Recent research in child psychology provides new insight into the development of moral judgments. The proximity to the topic of ethics reminds me of how discussions in college philosophy classes very frequently turned to the subject of child psychology at one time or another. The results of the new research raise a variety of questions in my mind.
The study, by Kiley Hamlin of the University of British Columbia, showed babies of five and eight months old a series of videos, in which one puppet either helped or hindered another in a task, and later either had a toy returned to or taken from it by a third puppet. Three quarters of five month old children preferred the third puppet to return the toy no matter what, but eight month olds gave preference to the giver or taker depending on the earlier actions of the puppet from whom it was giving or taking.

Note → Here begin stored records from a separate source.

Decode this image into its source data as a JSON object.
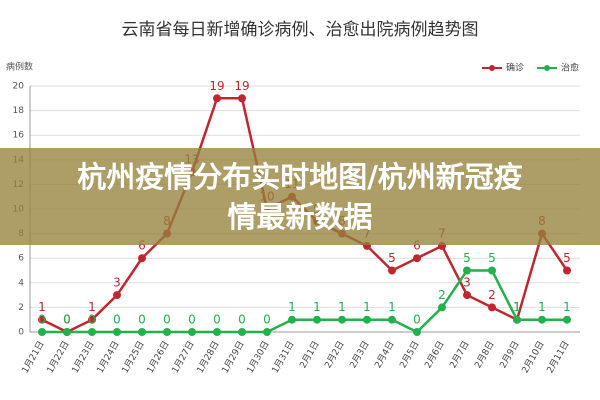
{
  "chart_data": {
    "type": "line",
    "title": "云南省每日新增确诊病例、治愈出院病例趋势图",
    "y_label": "病例数",
    "categories": [
      "1月21日",
      "1月22日",
      "1月23日",
      "1月24日",
      "1月25日",
      "1月26日",
      "1月27日",
      "1月28日",
      "1月29日",
      "1月30日",
      "1月31日",
      "2月1日",
      "2月2日",
      "2月3日",
      "2月4日",
      "2月5日",
      "2月6日",
      "2月7日",
      "2月8日",
      "2月9日",
      "2月10日",
      "2月11日"
    ],
    "series": [
      {
        "name": "确诊",
        "color": "#c0272d",
        "values": [
          1,
          0,
          1,
          3,
          6,
          8,
          13,
          19,
          19,
          10,
          11,
          9,
          8,
          7,
          5,
          6,
          7,
          3,
          2,
          1,
          8,
          5
        ]
      },
      {
        "name": "治愈",
        "color": "#22b14c",
        "values": [
          0,
          0,
          0,
          0,
          0,
          0,
          0,
          0,
          0,
          0,
          1,
          1,
          1,
          1,
          1,
          0,
          2,
          5,
          5,
          1,
          1,
          1
        ]
      }
    ],
    "ylim": [
      0,
      20
    ],
    "yticks": [
      0,
      2,
      4,
      6,
      8,
      10,
      12,
      14,
      16,
      18,
      20
    ],
    "grid": true,
    "legend": "top-right"
  },
  "banner": "杭州疫情分布实时地图/杭州新冠疫情最新数据"
}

The conclusion that has been drawn from this is that between those ages, children learn to determine whether a person deserves good or bad outcomes. That is, they have developed a sense of justice, and see value in rewards and punishments in addition to just straightforward good and bad. University College London child psychologist Uta Frith is quoted in the coverage of this research as saying: “To me this says that toddlers already have more or less adult moral understanding. Isn’t this amazing? I don’t know in what way adults would react in the same situation in a more sophisticated way.”

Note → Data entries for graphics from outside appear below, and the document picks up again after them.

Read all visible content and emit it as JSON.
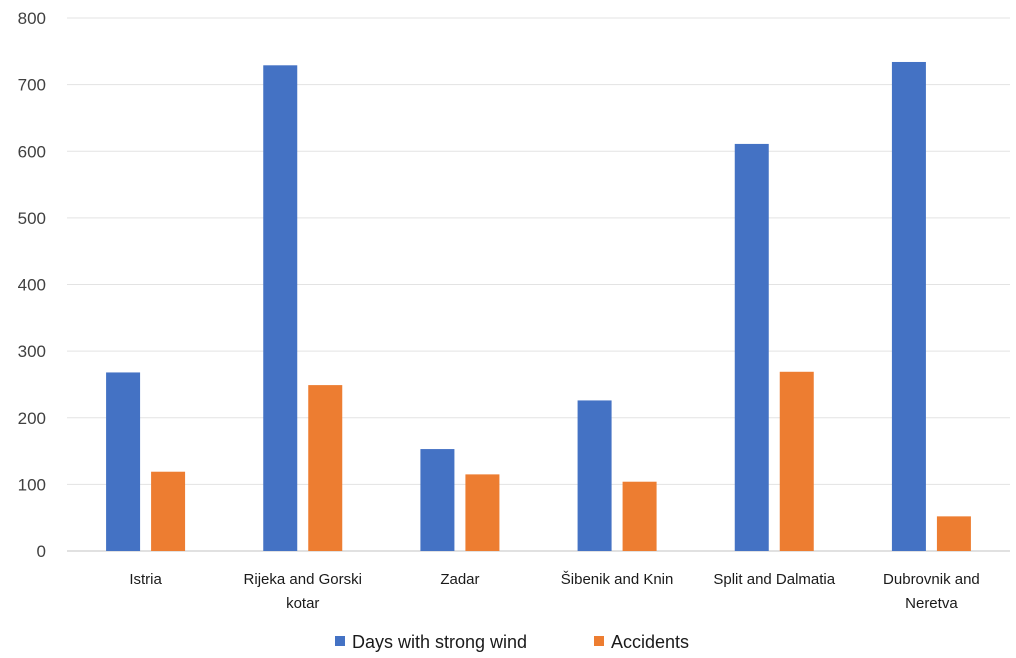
{
  "chart_data": {
    "type": "bar",
    "title": "",
    "xlabel": "",
    "ylabel": "",
    "ylim": [
      0,
      800
    ],
    "yticks": [
      0,
      100,
      200,
      300,
      400,
      500,
      600,
      700,
      800
    ],
    "grid": true,
    "legend_position": "bottom",
    "categories": [
      [
        "Istria"
      ],
      [
        "Rijeka and Gorski",
        "kotar"
      ],
      [
        "Zadar"
      ],
      [
        "Šibenik and Knin"
      ],
      [
        "Split and Dalmatia"
      ],
      [
        "Dubrovnik and",
        "Neretva"
      ]
    ],
    "series": [
      {
        "name": "Days with strong wind",
        "color": "#4472C4",
        "values": [
          268,
          729,
          153,
          226,
          611,
          734
        ]
      },
      {
        "name": "Accidents",
        "color": "#ED7D31",
        "values": [
          119,
          249,
          115,
          104,
          269,
          52
        ]
      }
    ]
  }
}
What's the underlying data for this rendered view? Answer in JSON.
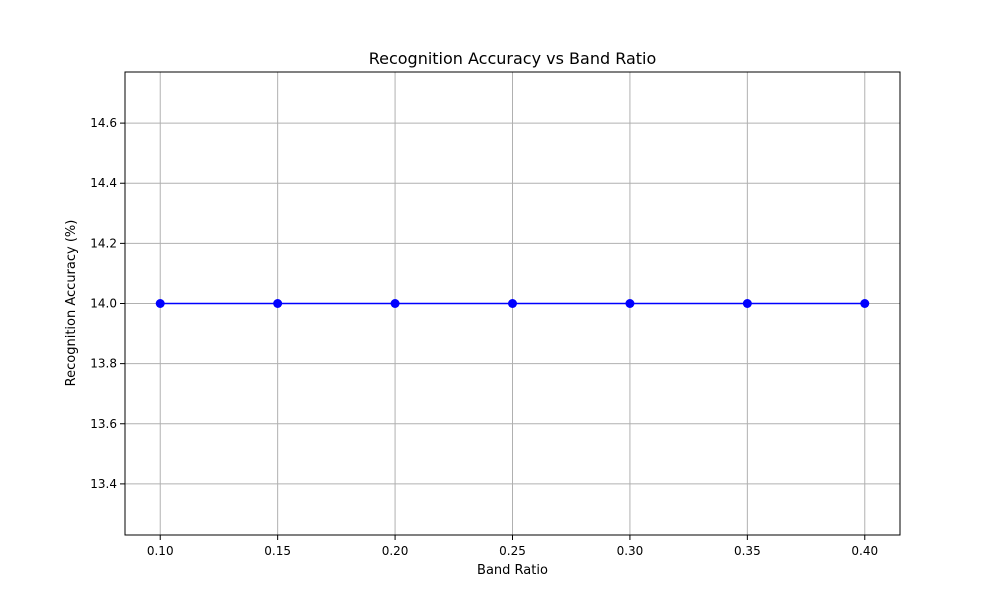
{
  "chart_data": {
    "type": "line",
    "title": "Recognition Accuracy vs Band Ratio",
    "xlabel": "Band Ratio",
    "ylabel": "Recognition Accuracy (%)",
    "x": [
      0.1,
      0.15,
      0.2,
      0.25,
      0.3,
      0.35,
      0.4
    ],
    "x_tick_values": [
      0.1,
      0.15,
      0.2,
      0.25,
      0.3,
      0.35,
      0.4
    ],
    "x_tick_labels": [
      "0.10",
      "0.15",
      "0.20",
      "0.25",
      "0.30",
      "0.35",
      "0.40"
    ],
    "y_tick_values": [
      13.4,
      13.6,
      13.8,
      14.0,
      14.2,
      14.4,
      14.6
    ],
    "y_tick_labels": [
      "13.4",
      "13.6",
      "13.8",
      "14.0",
      "14.2",
      "14.4",
      "14.6"
    ],
    "xlim": [
      0.085,
      0.415
    ],
    "ylim": [
      13.23,
      14.77
    ],
    "grid": true,
    "series": [
      {
        "values": [
          14.0,
          14.0,
          14.0,
          14.0,
          14.0,
          14.0,
          14.0
        ],
        "color": "#0000ff",
        "marker": "circle"
      }
    ]
  }
}
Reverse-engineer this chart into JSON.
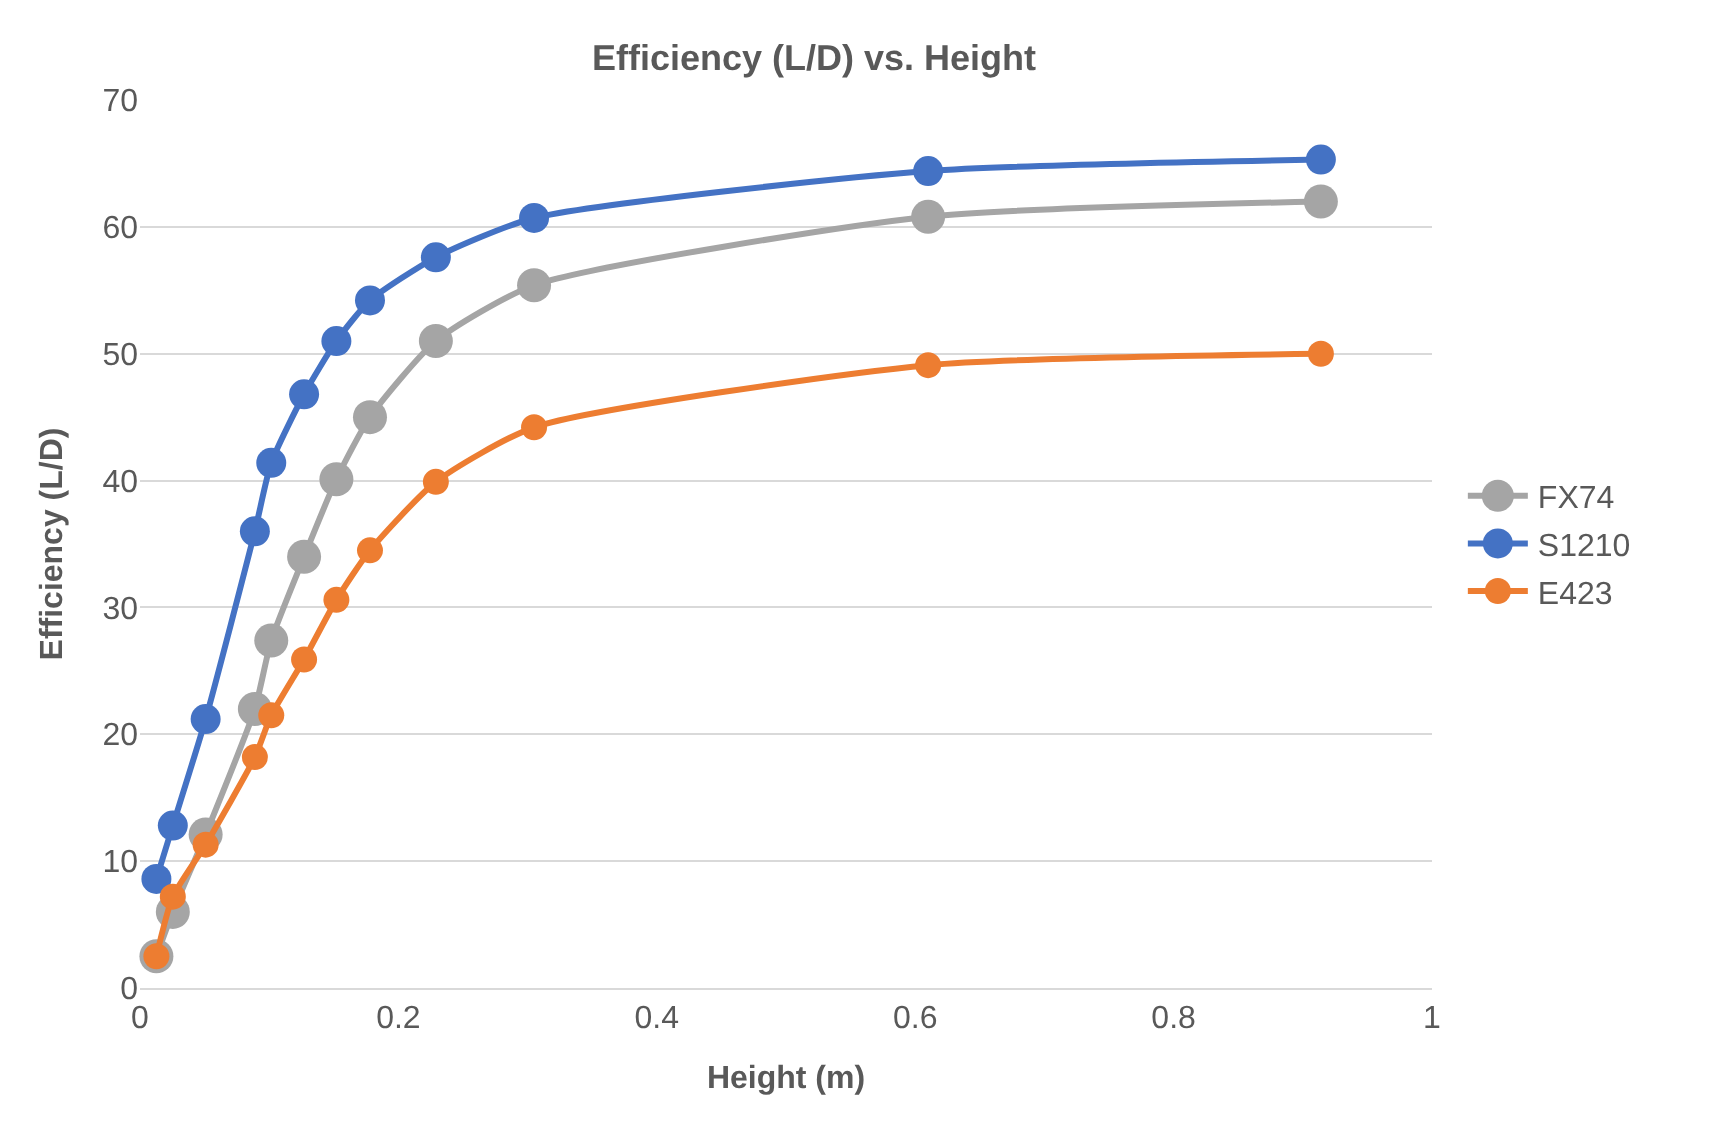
{
  "chart_data": {
    "type": "line",
    "title": "Efficiency (L/D) vs. Height",
    "xlabel": "Height (m)",
    "ylabel": "Efficiency (L/D)",
    "x": [
      0.0127,
      0.0254,
      0.0508,
      0.0889,
      0.1016,
      0.127,
      0.152,
      0.178,
      0.229,
      0.305,
      0.61,
      0.914
    ],
    "series": [
      {
        "name": "FX74",
        "color": "#a5a5a5",
        "values": [
          2.5,
          6,
          12.1,
          22,
          27.4,
          34,
          40.1,
          45,
          51,
          55.4,
          60.8,
          62
        ]
      },
      {
        "name": "S1210",
        "color": "#4472c4",
        "values": [
          8.6,
          12.8,
          21.2,
          36,
          41.4,
          46.8,
          51,
          54.2,
          57.6,
          60.7,
          64.4,
          65.3
        ]
      },
      {
        "name": "E423",
        "color": "#ed7d31",
        "values": [
          2.5,
          7.2,
          11.3,
          18.2,
          21.5,
          25.9,
          30.6,
          34.5,
          39.9,
          44.2,
          49.1,
          50
        ]
      }
    ],
    "xlim": [
      0,
      1
    ],
    "xticks": [
      0,
      0.2,
      0.4,
      0.6,
      0.8,
      1
    ],
    "ylim": [
      0,
      70
    ],
    "yticks": [
      0,
      10,
      20,
      30,
      40,
      50,
      60,
      70
    ],
    "grid": "y",
    "legend": "right",
    "marker": "circle",
    "line_style": "solid"
  }
}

She may be right that toddlers possess adult moral understanding, but I would add that that doesn’t necessarily say anything good about toddlers; it says something terrible about adults. I also reflects badly on the persons conducting the research, or at least those commenting on it, who seem to be entirely too cavalier about the accuracy of intuitive moral judgments. Although reward and punishment are sensible moral concepts, it seems to me that by lauding eight month olds for having a natural inclination towards tit-for-tat ethics actually contradicts one of the noble axioms we end up teaching them later: two wrongs don’t make a right.
It strikes that based on the description of the experiment, and the accompanying videos of the puppets, the child participants have no reason to believe that the giver and taker puppets actually witnessed the helping or hindering actions of the other puppets. If that’s so, they aren’t judging the appropriateness of specific acts of reward or punishment; rather, they are projecting a sense of justice, from their own points of view, onto independent events. That doesn’t strike me as morally sound. It seems quite subjective, and it may be worth noting that in the experiments this natural subjectivity is coming from someone who has not yet developed an independent sense of self.

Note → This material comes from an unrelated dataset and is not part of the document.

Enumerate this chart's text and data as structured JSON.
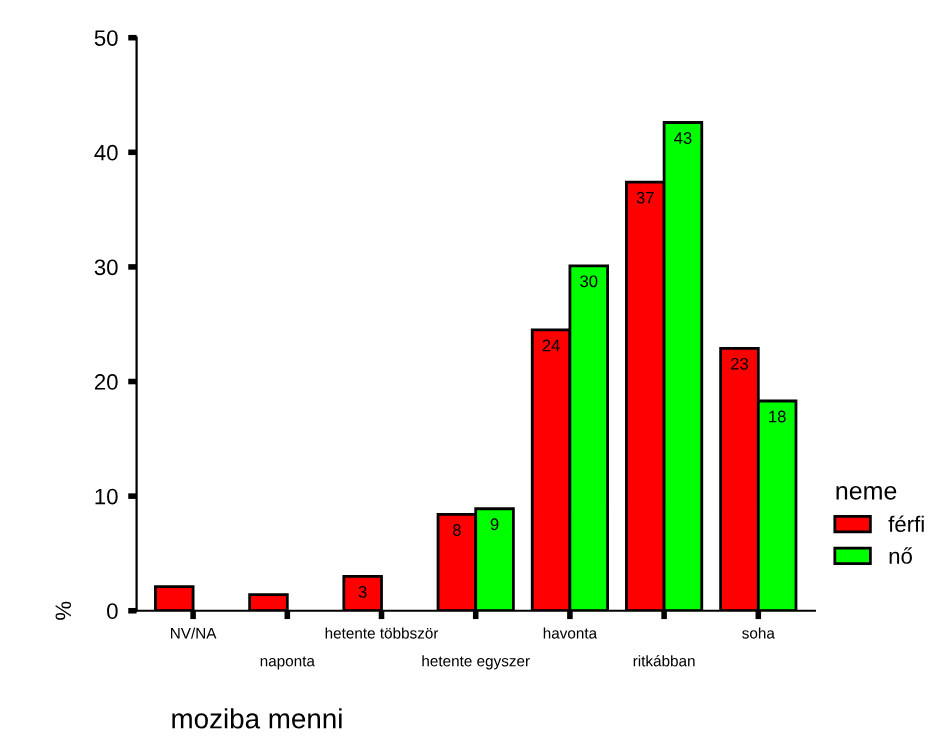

I wonder whether it has struck the original researchers that these observations may imply a groundwork for the development of religious concepts in the human mind. Given that the children are not judging the appropriateness of direct reward and punishment from the person who has been harmed or hindered, the justice that is being dispensed turns out to be a sort of cosmic justice. That is, if a child continues to think that good and bad outcomes are deserved or undeserved regardless of their actual connection to prior good deeds or wrongdoing, there comes a certain point at which a sophisticated intelligence needs to give some account of how punishment can work without human intention. Notions like God and karma fit the bill.
So eight month olds and twenty-eight year olds alike might be inclined to think well of unprovoked acts of aggression if their victims have formerly showed themselves to be assholes, because the act is justified from their own limited point of view. That is, many adults may indeed fail to “react in the same situation in a more sophisticated way.” But I certainly think they ought to do better. Adults, who have had some time to reflect on the tremendous nuance of ethical calculations, should be capable of making moral judgments from an objective point of view.
It disturbs me to think that natural human development leads one to consequentialism, because I don’t think that’s the correct conclusion. Rather, acts are good or bad in and of themselves, not based on their outcomes or whether their objects are deserving. You can either give the ball back to the puppet that dropped it, or you can take it from him. Stealing is no more or less wrong if the puppet had been a jerk beforehand. Interestingly, that is apparently the way the five month olds in the study see things. So in my view infant morality may be preferable to toddler morality.
Before this, I thought that deontology and consequentialism were competing on a fairly level playing field. Now I see that the deck may be stacked against my favored category of ethical theory, in that promoting deontology requires overriding aspects of human nature. That makes for a challenging breaking point.
Of course, the results of this research were not unanimous for all participants, and some demonstrated different preferences. That leads me to wonder whether those children that preferred a puppet who returned toys even to bad puppets will naturally grow up to be adults like me, who believe that the rightness or wrongness of an act is unaffected by its surrounding context. Perhaps there is an evolutionary trait that appears in the development of a minority of children and leads them to make ostensibly moral judgments that are quite different from what these researchers conclude is normal and assert is accurate.
But the fact remains that the vast majority of children evidently grow into a natural belief that right and wrong are subjective and context-dependent. And the further fact remains that I believe that’s false and unethical. Thus, my view is that in a philosophically and morally sophisticated society, some natural consequences of child development, such as the impulse to cheer on the misfortune of those who have caused misfortune, need to be overridden later in life.